Hek-i Mo-ong cepat membalas penghormatan itu.
“Aih, taihiap sungguh membuat saya malu dengan sebutan locianpwe! Taihiap yang demikian perkasa, dapat membunuh biruang buas hanya dengan tangan kosong, sungguh amat mengagumkan dan belum pernah saya melihat kegagahan seperti itu. Saya hanyalah seorang tukang obat dan tukang sulap murahan saja, merasa mendapat kehormatan besar sekali dapat bertemu dengan taihiap. Perkenalkan, saya adalah Phang Kui atau biasa disebut Phang-sinshe. Saya melihat nona kecil yang gagah perkasa ini terluka pundaknya, dan juga dua orang nona itu luka-luka dan patah tulang lengannya. Kalau boleh, biarlah saya mengobati mereka.”

Tentu saja Tek Hoat mengangguk membolehkan dengan hati girang. Ketika dia bersama para pemburu mencari-cari anak perempuannya, dia tidak membawa perlengkapan obat.

Phang-sinshe tanpa membuang waktu lagi cepat turun tangan. Mula-mula dia memeriksa dan mengobati luka di pundak Hong Bwee.

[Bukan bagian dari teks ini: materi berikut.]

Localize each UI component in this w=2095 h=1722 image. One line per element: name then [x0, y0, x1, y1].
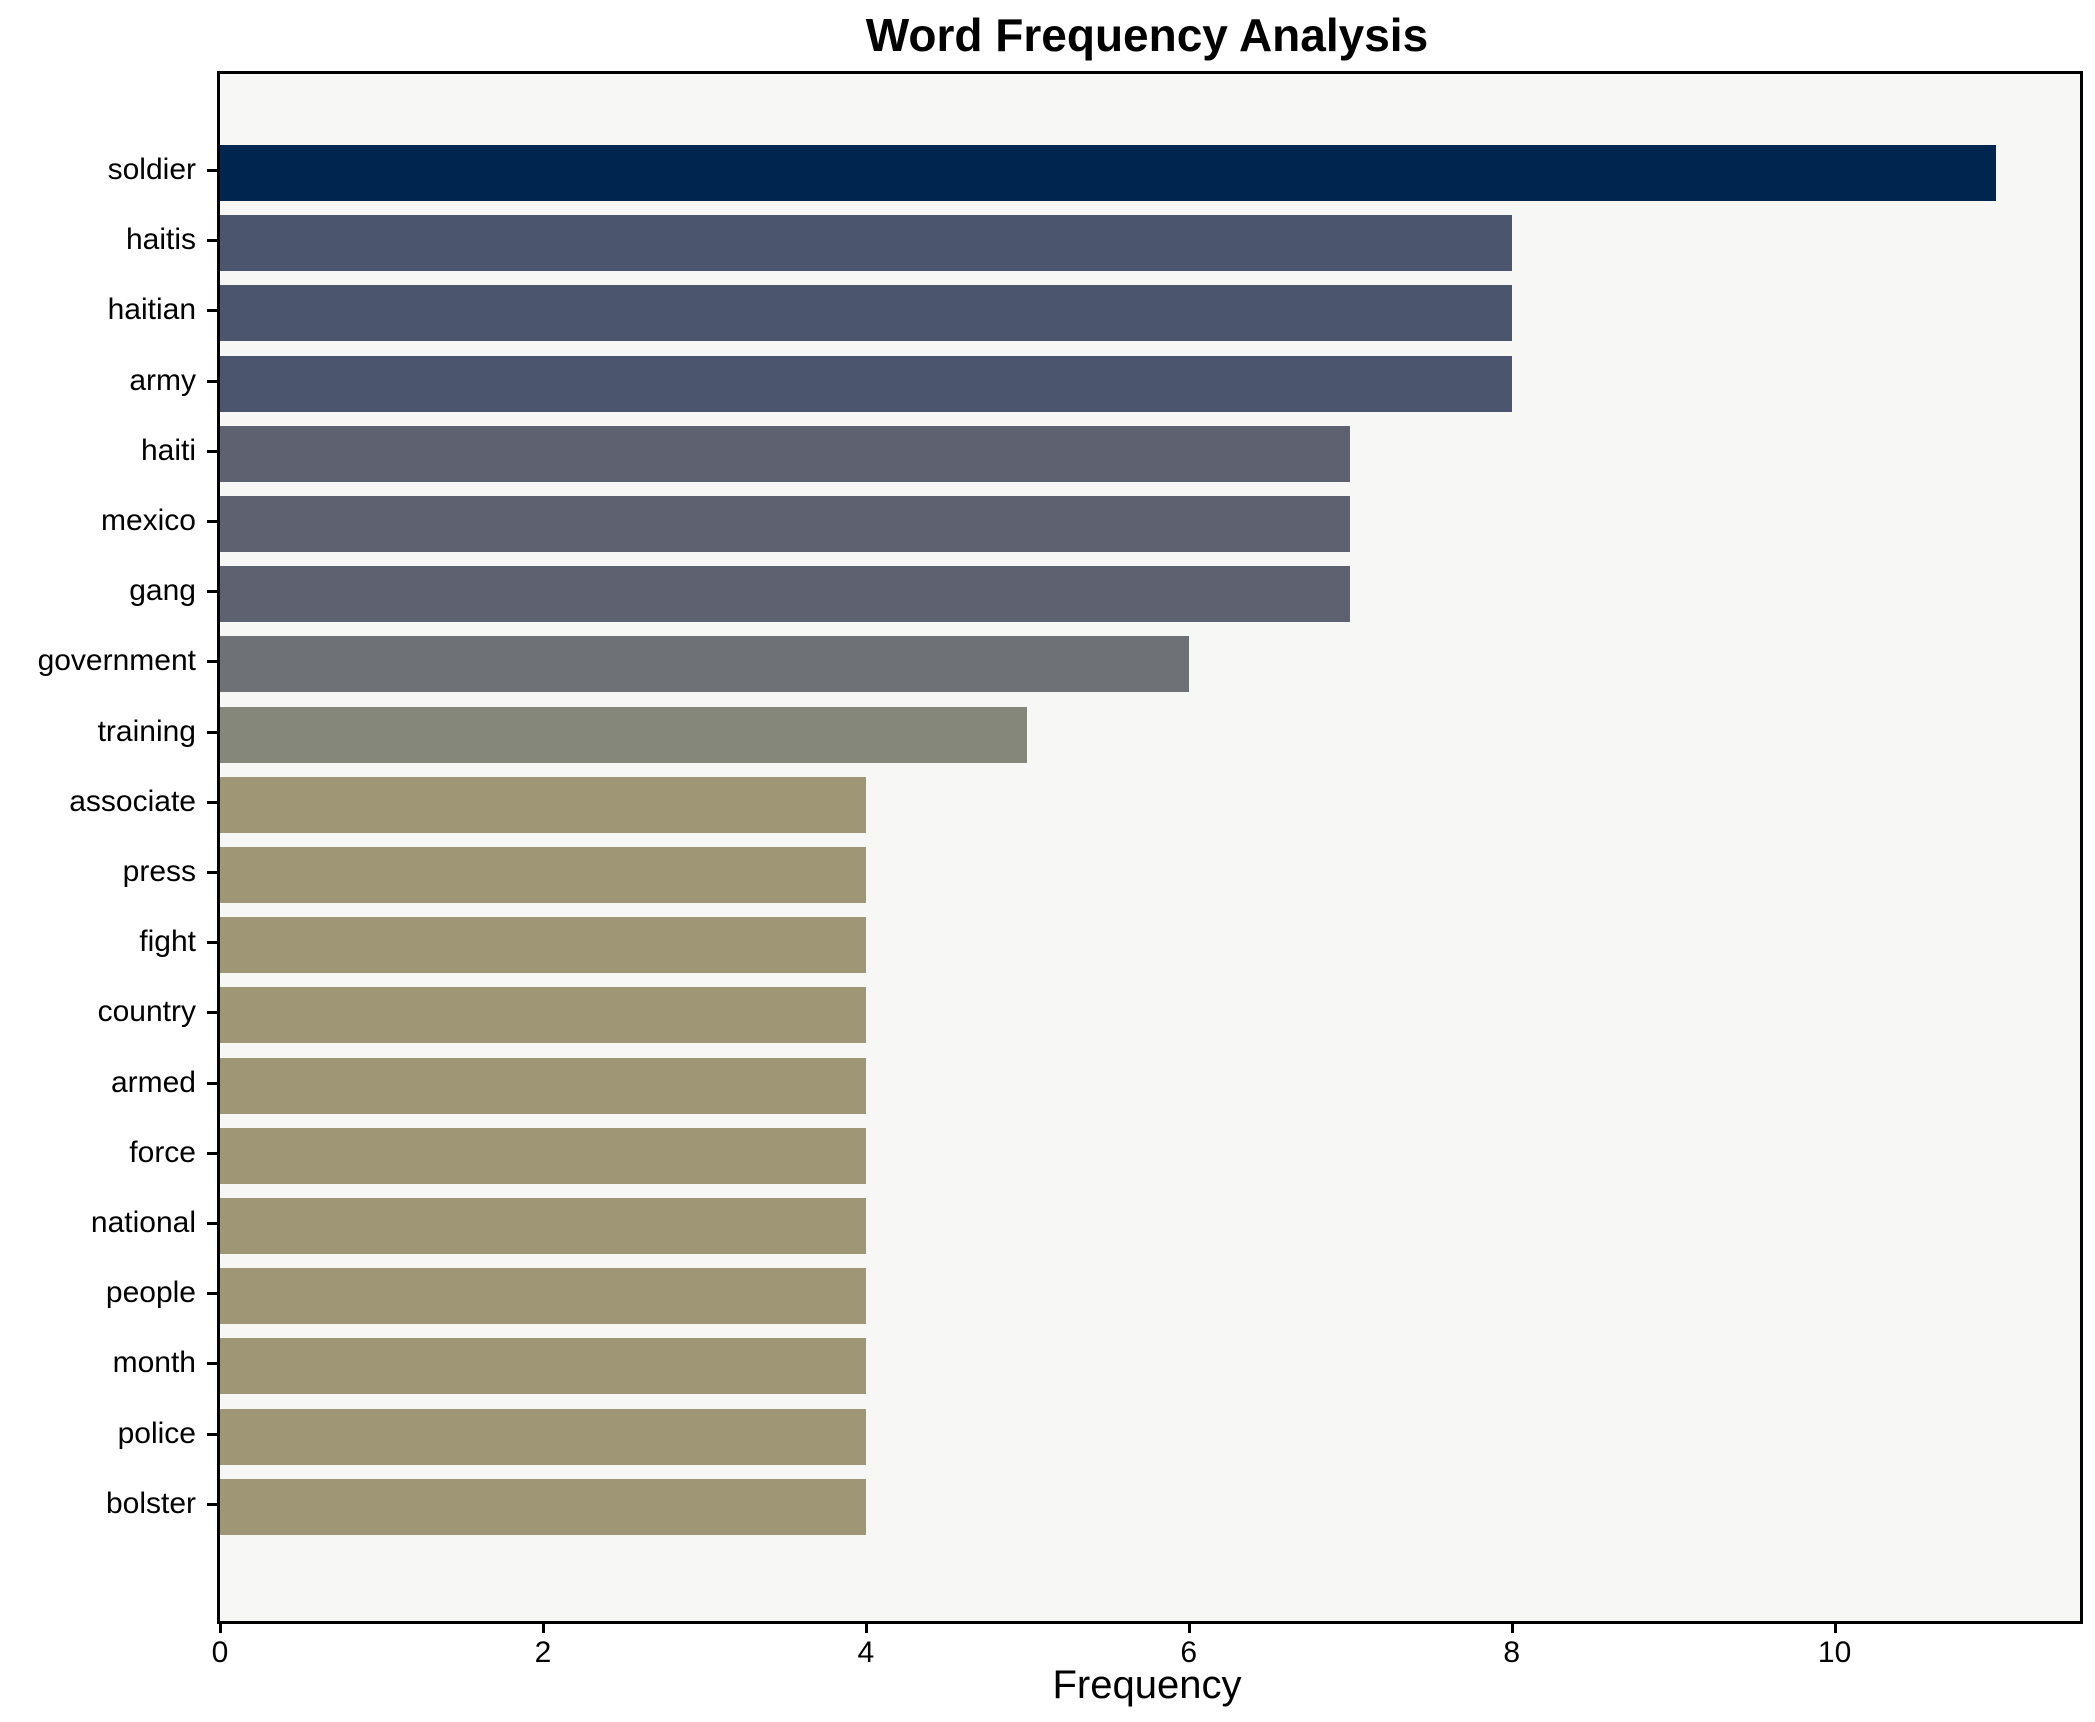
y-tick-label-training: training	[97, 714, 196, 748]
y-tick-mark	[207, 309, 217, 313]
x-tick-mark	[1510, 1621, 1514, 1633]
bar-haitian	[220, 285, 1512, 342]
y-tick-label-haiti: haiti	[140, 433, 196, 467]
y-tick-label-people: people	[105, 1276, 196, 1310]
bar-press	[220, 847, 866, 903]
bar-government	[220, 636, 1189, 693]
x-tick-mark	[541, 1621, 545, 1633]
y-tick-mark	[207, 239, 217, 243]
bar-month	[220, 1338, 866, 1395]
y-tick-mark	[207, 660, 217, 664]
y-tick-label-haitian: haitian	[107, 293, 196, 327]
y-tick-mark	[207, 379, 217, 383]
bar-armed	[220, 1057, 866, 1114]
y-tick-label-associate: associate	[69, 784, 196, 818]
y-tick-label-armed: armed	[110, 1065, 196, 1099]
bar-mexico	[220, 496, 1351, 552]
x-tick-mark	[219, 1621, 222, 1633]
chart-title: Word Frequency Analysis	[865, 9, 1429, 61]
y-tick-label-haitis: haitis	[125, 223, 196, 257]
y-tick-label-government: government	[37, 644, 196, 678]
x-tick-label-0: 0	[211, 1636, 229, 1669]
y-tick-mark	[207, 1151, 217, 1155]
y-tick-mark	[207, 730, 217, 734]
y-tick-mark	[207, 1292, 217, 1296]
y-tick-label-press: press	[122, 855, 196, 888]
y-tick-mark	[207, 590, 217, 594]
y-tick-mark	[207, 520, 217, 523]
plot-area	[217, 71, 2083, 1624]
bar-haiti	[220, 425, 1351, 482]
bar-training	[220, 706, 1028, 763]
x-tick-label-4: 4	[857, 1636, 875, 1669]
y-tick-label-bolster: bolster	[105, 1486, 196, 1520]
y-tick-label-force: force	[129, 1135, 196, 1169]
bar-bolster	[220, 1478, 866, 1535]
y-tick-mark	[207, 941, 217, 945]
y-tick-label-soldier: soldier	[107, 153, 196, 186]
bar-haitis	[220, 215, 1512, 272]
y-tick-label-month: month	[112, 1346, 196, 1380]
x-tick-label-6: 6	[1180, 1636, 1198, 1669]
y-tick-label-mexico: mexico	[100, 504, 196, 537]
y-tick-label-country: country	[97, 995, 196, 1029]
x-axis-title: Frequency	[1052, 1663, 1242, 1707]
y-tick-mark	[207, 1502, 217, 1506]
x-tick-mark	[864, 1621, 868, 1633]
y-tick-label-army: army	[129, 363, 196, 397]
bar-national	[220, 1198, 866, 1254]
bar-fight	[220, 917, 866, 974]
y-tick-mark	[207, 1081, 217, 1085]
y-tick-label-gang: gang	[129, 574, 196, 608]
y-tick-mark	[207, 1432, 217, 1436]
bar-police	[220, 1408, 866, 1465]
y-tick-mark	[207, 169, 217, 172]
x-tick-label-2: 2	[534, 1636, 552, 1669]
bar-soldier	[220, 145, 1997, 201]
bar-army	[220, 355, 1512, 412]
y-tick-mark	[207, 1011, 217, 1015]
y-tick-mark	[207, 1362, 217, 1366]
y-tick-mark	[207, 800, 217, 804]
bar-associate	[220, 776, 866, 833]
bar-people	[220, 1268, 866, 1325]
x-tick-label-10: 10	[1817, 1636, 1852, 1669]
y-tick-mark	[207, 449, 217, 453]
y-tick-label-national: national	[90, 1206, 196, 1239]
x-tick-mark	[1833, 1621, 1837, 1633]
y-tick-label-police: police	[117, 1416, 196, 1450]
y-tick-mark	[207, 871, 217, 874]
bar-force	[220, 1127, 866, 1184]
bar-country	[220, 987, 866, 1044]
y-tick-label-fight: fight	[139, 925, 196, 959]
x-tick-mark	[1187, 1621, 1191, 1633]
y-tick-mark	[207, 1222, 217, 1225]
bar-gang	[220, 566, 1351, 623]
x-tick-label-8: 8	[1503, 1636, 1520, 1669]
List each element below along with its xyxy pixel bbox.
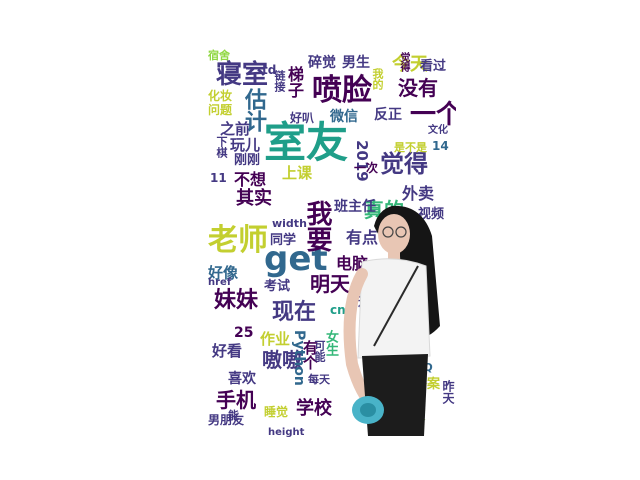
word: 班主任 [334,199,376,215]
word: 考试 [264,279,291,294]
word: 老师 [208,223,268,258]
word: cn [330,303,346,317]
word: 玩儿 [230,136,261,154]
word: 碎觉 [308,55,336,71]
word: 我的 [371,68,384,90]
word: td [262,63,277,77]
word: 宿舍 [208,49,230,62]
word: 觉得 [398,52,409,72]
word: get [264,239,328,279]
word: 下棋 [215,136,228,158]
word: 男生 [342,55,370,71]
word: 现在 [272,300,317,325]
word: 我要 [302,200,332,252]
word: 可能 [313,340,326,362]
word: 好看 [212,342,243,360]
word: 作业 [260,330,291,348]
word: 寝室 [216,60,269,90]
word: 每天 [308,373,330,386]
word: 好像 [208,264,239,282]
word: href [208,277,232,288]
word: 能 [228,409,239,422]
word: Python [291,330,307,386]
word: 喜欢 [228,371,256,387]
word: 问题 [208,103,233,117]
word: width [272,217,307,230]
word: 之前 [220,120,251,138]
word: 觉得 [380,150,428,178]
word: 明天 [310,272,350,296]
word: 一次 [354,161,379,175]
word: 没有 [398,76,438,100]
word: 上课 [282,164,313,182]
word: 手机 [216,388,256,412]
word: 14 [432,139,449,153]
word: 梯子 [285,66,304,98]
word: 男朋友 [208,413,245,427]
word: 看过 [420,59,447,74]
word: 11 [210,171,227,185]
word: height [268,427,305,438]
word: 室友 [264,118,349,167]
word: 一个 [410,100,456,130]
word: 昨天 [441,380,455,404]
word: 今天 [392,54,428,75]
word: 反正 [374,107,402,123]
word: 微信 [330,109,358,125]
word: 25 [234,325,254,341]
word: 是不是 [394,141,427,154]
word: 文化 [428,125,448,136]
word: 喷脸 [312,73,372,108]
word: 有个 [301,340,319,370]
person-photo-cutout [343,205,440,436]
word: 视频 [418,207,445,222]
word: 有点 [346,228,379,247]
word: 不想 [234,170,267,189]
word: 学校 [296,398,332,419]
word: 好叭 [290,111,315,125]
word: 电脑 [336,254,369,273]
word: 化妆 [208,89,233,103]
word: 妹妹 [214,288,259,313]
word: 刚刚 [234,153,261,168]
word: 链接 [273,70,286,92]
word: 其实 [236,188,272,209]
word: 睡觉 [264,405,289,419]
word: 同学 [270,233,297,248]
word: 外卖 [402,184,435,203]
word: 估计 [241,88,266,132]
word: 嗷嗷 [262,348,302,372]
word: 女生 [323,330,338,356]
word: 2019 [353,140,371,182]
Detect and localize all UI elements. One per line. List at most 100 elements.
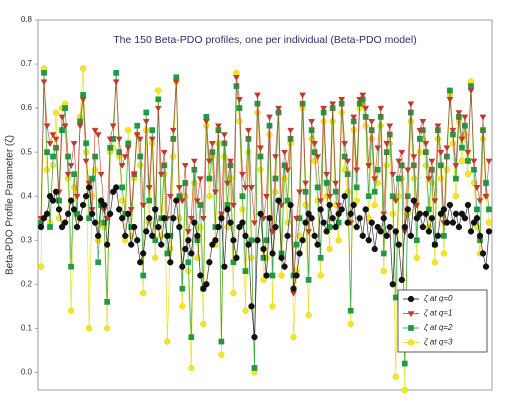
marker xyxy=(100,201,108,209)
marker xyxy=(410,175,417,182)
marker xyxy=(344,171,351,178)
marker xyxy=(95,259,101,266)
marker xyxy=(40,215,48,222)
marker xyxy=(146,197,153,204)
marker xyxy=(254,92,261,99)
marker xyxy=(56,197,62,204)
marker xyxy=(287,127,294,134)
legend-label: ζ at q=0 xyxy=(424,294,453,303)
marker xyxy=(206,193,213,200)
marker xyxy=(413,215,420,222)
marker xyxy=(392,198,400,205)
marker xyxy=(182,180,189,186)
marker xyxy=(395,241,402,248)
marker xyxy=(107,210,114,217)
marker xyxy=(145,185,153,192)
marker xyxy=(468,83,474,89)
marker xyxy=(103,215,111,222)
marker xyxy=(278,272,285,279)
marker xyxy=(179,263,186,270)
marker xyxy=(257,145,264,152)
marker xyxy=(187,215,195,222)
marker xyxy=(49,132,57,139)
marker xyxy=(302,188,309,195)
marker xyxy=(116,149,123,155)
marker xyxy=(293,215,301,222)
marker xyxy=(434,232,442,239)
marker xyxy=(380,250,387,257)
marker xyxy=(245,241,252,248)
y-tick-label: 0.3 xyxy=(21,235,33,244)
marker xyxy=(88,210,96,217)
marker xyxy=(320,219,327,226)
marker xyxy=(326,201,333,209)
marker xyxy=(200,320,207,328)
marker xyxy=(350,201,357,209)
marker xyxy=(118,163,126,170)
marker xyxy=(104,299,111,305)
marker xyxy=(188,334,195,340)
marker xyxy=(125,126,132,134)
marker xyxy=(356,97,364,103)
marker xyxy=(79,201,87,209)
marker xyxy=(47,224,53,230)
marker xyxy=(416,148,423,156)
marker xyxy=(196,176,204,183)
marker xyxy=(229,202,237,209)
marker xyxy=(284,197,291,204)
marker xyxy=(371,245,378,253)
marker xyxy=(61,219,69,226)
marker xyxy=(476,232,484,239)
marker xyxy=(140,250,147,257)
marker xyxy=(113,184,120,191)
marker xyxy=(202,119,210,126)
marker xyxy=(218,215,225,222)
marker xyxy=(389,193,396,200)
marker xyxy=(266,114,273,121)
marker xyxy=(413,254,420,262)
marker xyxy=(401,223,408,231)
marker xyxy=(404,193,411,200)
marker xyxy=(407,232,414,239)
marker xyxy=(392,228,399,235)
marker xyxy=(335,202,343,209)
marker xyxy=(422,210,430,217)
marker xyxy=(413,202,421,209)
marker xyxy=(248,254,255,262)
marker xyxy=(395,175,402,182)
marker xyxy=(218,338,225,345)
marker xyxy=(170,153,177,160)
marker xyxy=(92,153,98,160)
marker xyxy=(437,149,445,156)
marker xyxy=(443,166,451,173)
marker xyxy=(365,237,372,244)
marker xyxy=(179,285,186,292)
marker xyxy=(377,228,384,235)
marker xyxy=(371,201,378,209)
marker xyxy=(326,245,333,253)
marker xyxy=(76,215,84,222)
marker xyxy=(269,272,276,279)
marker xyxy=(344,158,352,165)
marker xyxy=(79,97,87,103)
marker xyxy=(371,188,378,195)
marker xyxy=(395,158,403,165)
marker xyxy=(55,206,63,213)
marker xyxy=(205,158,213,165)
marker xyxy=(215,223,222,231)
marker xyxy=(431,259,439,266)
marker xyxy=(359,92,367,99)
marker xyxy=(311,157,318,165)
legend-label: ζ at q=1 xyxy=(424,309,452,318)
marker xyxy=(73,193,81,200)
y-tick-label: 0.4 xyxy=(21,191,33,200)
marker xyxy=(314,241,321,248)
marker xyxy=(447,87,453,94)
marker xyxy=(458,210,466,217)
marker xyxy=(173,197,180,204)
marker xyxy=(359,232,366,239)
y-tick-label: 0.5 xyxy=(21,147,33,156)
marker xyxy=(142,119,150,126)
marker xyxy=(260,255,267,261)
marker xyxy=(386,223,393,231)
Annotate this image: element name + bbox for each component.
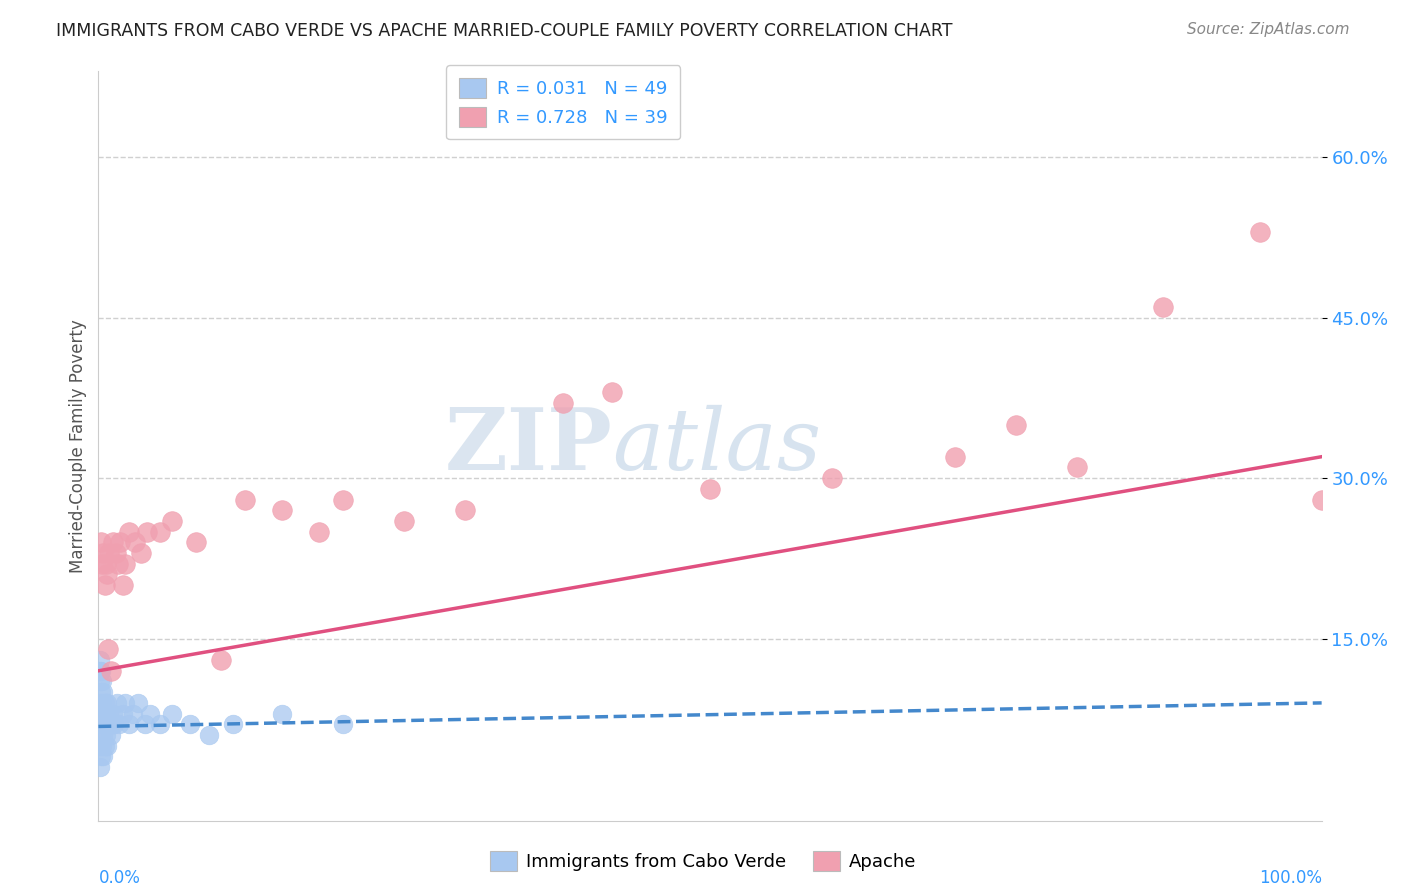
Point	[197, 728, 219, 742]
Text: Source: ZipAtlas.com: Source: ZipAtlas.com	[1187, 22, 1350, 37]
Point	[136, 524, 159, 539]
Point	[93, 696, 115, 710]
Point	[111, 578, 134, 592]
Point	[270, 706, 294, 721]
Legend: Immigrants from Cabo Verde, Apache: Immigrants from Cabo Verde, Apache	[482, 844, 924, 879]
Text: ZIP: ZIP	[444, 404, 612, 488]
Point	[89, 664, 111, 678]
Point	[222, 717, 245, 731]
Point	[110, 535, 132, 549]
Point	[124, 535, 146, 549]
Point	[821, 471, 844, 485]
Point	[454, 503, 477, 517]
Point	[600, 385, 623, 400]
Point	[98, 546, 121, 560]
Point	[1004, 417, 1026, 432]
Point	[105, 696, 128, 710]
Point	[179, 717, 201, 731]
Point	[332, 492, 354, 507]
Point	[96, 567, 118, 582]
Point	[90, 706, 112, 721]
Point	[89, 696, 111, 710]
Point	[107, 557, 129, 571]
Text: 0.0%: 0.0%	[98, 870, 141, 888]
Point	[100, 664, 122, 678]
Point	[94, 557, 117, 571]
Point	[108, 717, 131, 731]
Point	[97, 642, 120, 657]
Point	[91, 706, 114, 721]
Point	[118, 717, 141, 731]
Point	[93, 717, 115, 731]
Point	[94, 728, 117, 742]
Point	[209, 653, 232, 667]
Text: IMMIGRANTS FROM CABO VERDE VS APACHE MARRIED-COUPLE FAMILY POVERTY CORRELATION C: IMMIGRANTS FROM CABO VERDE VS APACHE MAR…	[56, 22, 953, 40]
Point	[91, 696, 114, 710]
Point	[89, 674, 111, 689]
Point	[91, 685, 114, 699]
Point	[160, 706, 183, 721]
Point	[91, 749, 114, 764]
Point	[149, 717, 172, 731]
Point	[93, 739, 115, 753]
Point	[94, 706, 117, 721]
Point	[89, 760, 111, 774]
Point	[943, 450, 966, 464]
Point	[114, 696, 136, 710]
Point	[89, 739, 111, 753]
Point	[139, 706, 162, 721]
Point	[90, 728, 112, 742]
Point	[129, 546, 152, 560]
Point	[553, 396, 575, 410]
Point	[1310, 492, 1333, 507]
Point	[91, 728, 114, 742]
Text: 100.0%: 100.0%	[1258, 870, 1322, 888]
Point	[270, 503, 294, 517]
Point	[96, 696, 118, 710]
Point	[90, 664, 112, 678]
Point	[1152, 300, 1174, 314]
Point	[90, 749, 112, 764]
Point	[91, 717, 114, 731]
Point	[91, 546, 114, 560]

Setelah diobati, barulah anak perempuan ini merasakan keperihan lukanya, akan tetapi ia tidak pernah mengeluh, hanya menggigit bibirnya, membuat Ceng Liong menjadi semakin kagum saja. Setelah itu Phang-sinshe lalu mengobati dua orang wanita pengawal itu dan sebagai seorang ahli silat yang pandai, Tek Hoat dapat melihat bahwa kakek ini memang ahli dalam hal pengobatan dan menyambung tulang patah. Maka diapun merasa semakin girang.